Limitations of the current study, include the relatively small number of participants (n=100), and the homogeneity of the sample (health undergraduate Saudi males). But the strength of this study comes from the fact that it is the first study carried in the kingdom of Saudi Arabia among healthy undergraduate Saudi males in the age of 18 to 22 years.

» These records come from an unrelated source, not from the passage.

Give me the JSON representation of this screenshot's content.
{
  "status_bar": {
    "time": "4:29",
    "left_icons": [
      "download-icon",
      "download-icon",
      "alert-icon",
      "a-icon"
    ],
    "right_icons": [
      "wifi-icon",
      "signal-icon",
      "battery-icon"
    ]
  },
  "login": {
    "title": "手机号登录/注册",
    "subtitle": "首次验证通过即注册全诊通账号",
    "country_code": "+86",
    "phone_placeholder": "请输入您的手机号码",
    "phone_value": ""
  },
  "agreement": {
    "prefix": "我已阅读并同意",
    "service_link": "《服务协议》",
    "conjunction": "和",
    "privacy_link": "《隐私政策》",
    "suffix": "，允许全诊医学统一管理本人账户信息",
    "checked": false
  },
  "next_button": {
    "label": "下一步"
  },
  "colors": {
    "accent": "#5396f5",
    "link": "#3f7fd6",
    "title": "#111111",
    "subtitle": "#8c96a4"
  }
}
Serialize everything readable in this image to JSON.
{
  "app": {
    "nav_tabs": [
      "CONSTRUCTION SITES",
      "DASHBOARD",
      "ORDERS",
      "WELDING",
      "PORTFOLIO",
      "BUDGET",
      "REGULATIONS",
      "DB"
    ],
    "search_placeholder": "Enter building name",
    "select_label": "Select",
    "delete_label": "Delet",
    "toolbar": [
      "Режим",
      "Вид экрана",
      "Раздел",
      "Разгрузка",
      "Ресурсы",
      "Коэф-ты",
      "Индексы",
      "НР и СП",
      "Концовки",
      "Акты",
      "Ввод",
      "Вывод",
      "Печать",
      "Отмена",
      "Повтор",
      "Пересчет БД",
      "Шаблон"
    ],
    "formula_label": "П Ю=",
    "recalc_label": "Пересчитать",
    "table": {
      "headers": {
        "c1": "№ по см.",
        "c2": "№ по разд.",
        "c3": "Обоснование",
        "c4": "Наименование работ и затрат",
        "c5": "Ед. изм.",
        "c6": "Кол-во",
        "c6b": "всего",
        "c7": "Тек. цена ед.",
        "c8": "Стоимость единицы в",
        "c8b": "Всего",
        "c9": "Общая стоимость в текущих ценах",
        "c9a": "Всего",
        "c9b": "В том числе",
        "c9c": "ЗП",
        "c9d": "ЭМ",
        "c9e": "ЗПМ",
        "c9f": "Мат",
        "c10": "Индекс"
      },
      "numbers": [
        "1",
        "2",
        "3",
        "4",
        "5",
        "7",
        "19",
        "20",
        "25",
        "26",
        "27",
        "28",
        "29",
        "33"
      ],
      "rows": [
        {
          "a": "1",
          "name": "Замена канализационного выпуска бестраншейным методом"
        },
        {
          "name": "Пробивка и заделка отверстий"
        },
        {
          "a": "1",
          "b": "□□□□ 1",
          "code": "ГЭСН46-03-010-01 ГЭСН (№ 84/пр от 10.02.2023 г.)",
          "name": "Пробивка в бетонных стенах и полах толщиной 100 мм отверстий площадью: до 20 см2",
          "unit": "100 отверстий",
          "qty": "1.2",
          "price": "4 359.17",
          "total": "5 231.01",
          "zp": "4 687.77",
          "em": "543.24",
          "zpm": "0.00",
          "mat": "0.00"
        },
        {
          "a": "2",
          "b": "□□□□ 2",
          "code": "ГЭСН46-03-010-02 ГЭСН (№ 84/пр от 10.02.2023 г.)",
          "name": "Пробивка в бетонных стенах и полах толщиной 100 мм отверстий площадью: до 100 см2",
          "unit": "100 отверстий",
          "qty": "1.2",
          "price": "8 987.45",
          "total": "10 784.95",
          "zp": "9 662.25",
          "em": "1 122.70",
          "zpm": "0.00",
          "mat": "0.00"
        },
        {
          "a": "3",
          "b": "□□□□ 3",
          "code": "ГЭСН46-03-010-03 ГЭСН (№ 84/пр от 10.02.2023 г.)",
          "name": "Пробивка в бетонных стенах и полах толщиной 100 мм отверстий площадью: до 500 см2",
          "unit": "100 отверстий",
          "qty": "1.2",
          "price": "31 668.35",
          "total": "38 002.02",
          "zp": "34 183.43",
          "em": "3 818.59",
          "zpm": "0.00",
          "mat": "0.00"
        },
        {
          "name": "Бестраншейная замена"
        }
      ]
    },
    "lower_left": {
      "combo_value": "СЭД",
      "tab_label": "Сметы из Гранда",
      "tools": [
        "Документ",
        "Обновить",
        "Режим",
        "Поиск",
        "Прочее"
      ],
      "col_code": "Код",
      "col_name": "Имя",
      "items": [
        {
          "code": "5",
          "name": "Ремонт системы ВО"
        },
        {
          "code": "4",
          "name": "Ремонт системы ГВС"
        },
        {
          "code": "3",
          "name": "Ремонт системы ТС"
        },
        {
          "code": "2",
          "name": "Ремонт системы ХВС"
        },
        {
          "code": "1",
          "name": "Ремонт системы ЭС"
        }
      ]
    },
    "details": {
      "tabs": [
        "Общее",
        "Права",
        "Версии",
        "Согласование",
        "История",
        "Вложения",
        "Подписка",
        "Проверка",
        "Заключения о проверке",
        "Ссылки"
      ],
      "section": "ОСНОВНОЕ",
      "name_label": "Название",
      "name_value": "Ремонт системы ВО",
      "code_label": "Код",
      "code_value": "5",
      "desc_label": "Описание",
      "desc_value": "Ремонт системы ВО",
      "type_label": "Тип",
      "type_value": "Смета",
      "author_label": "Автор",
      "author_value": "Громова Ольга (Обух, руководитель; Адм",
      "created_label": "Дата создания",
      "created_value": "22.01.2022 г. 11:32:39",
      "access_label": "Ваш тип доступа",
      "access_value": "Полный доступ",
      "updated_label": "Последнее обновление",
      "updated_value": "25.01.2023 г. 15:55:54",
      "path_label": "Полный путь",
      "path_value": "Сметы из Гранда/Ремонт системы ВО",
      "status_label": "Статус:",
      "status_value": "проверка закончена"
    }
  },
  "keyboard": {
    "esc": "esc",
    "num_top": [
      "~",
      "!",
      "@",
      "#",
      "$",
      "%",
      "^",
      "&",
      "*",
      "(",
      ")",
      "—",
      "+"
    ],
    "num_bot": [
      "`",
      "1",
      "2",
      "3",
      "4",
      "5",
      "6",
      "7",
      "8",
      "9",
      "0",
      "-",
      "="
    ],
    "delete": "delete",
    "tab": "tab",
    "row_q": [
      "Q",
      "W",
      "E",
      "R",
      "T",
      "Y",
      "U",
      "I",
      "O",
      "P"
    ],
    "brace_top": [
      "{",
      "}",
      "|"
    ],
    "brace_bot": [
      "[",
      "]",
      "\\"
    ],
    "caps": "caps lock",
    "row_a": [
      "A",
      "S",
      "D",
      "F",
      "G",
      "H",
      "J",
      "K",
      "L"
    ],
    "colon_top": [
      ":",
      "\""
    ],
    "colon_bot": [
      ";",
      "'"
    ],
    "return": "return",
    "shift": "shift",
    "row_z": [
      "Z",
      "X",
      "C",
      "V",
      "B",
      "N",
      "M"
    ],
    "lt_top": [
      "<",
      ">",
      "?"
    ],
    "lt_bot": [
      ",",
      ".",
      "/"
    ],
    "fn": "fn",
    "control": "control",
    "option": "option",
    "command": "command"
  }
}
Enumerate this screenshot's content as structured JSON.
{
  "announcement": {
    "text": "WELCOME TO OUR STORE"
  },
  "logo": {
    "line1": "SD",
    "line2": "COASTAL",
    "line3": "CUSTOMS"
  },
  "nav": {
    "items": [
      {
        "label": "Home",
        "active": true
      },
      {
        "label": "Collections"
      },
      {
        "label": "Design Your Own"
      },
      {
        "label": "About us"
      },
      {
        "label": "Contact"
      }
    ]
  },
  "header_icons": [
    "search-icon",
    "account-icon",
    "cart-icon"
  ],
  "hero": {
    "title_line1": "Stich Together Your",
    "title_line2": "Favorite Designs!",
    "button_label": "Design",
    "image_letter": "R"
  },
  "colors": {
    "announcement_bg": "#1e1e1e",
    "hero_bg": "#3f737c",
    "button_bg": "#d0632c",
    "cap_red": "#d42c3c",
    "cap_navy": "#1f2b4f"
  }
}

In conclusion, a local reference of thyroid volume among healthy undergraduate Saudi males was conducted. The volume of the right thyroid lobe found to be greater than the left one. In addition, the estimated thyroid volume was decreasing significantly as participants' weight and BMI increase. While in contrast, it increases significantly as height increases.
The authors extend their appreciation to the Deanship of Scientific Research in King Saud University for funding this work through undergraduate students’ research program project No. (USRSP-15-48).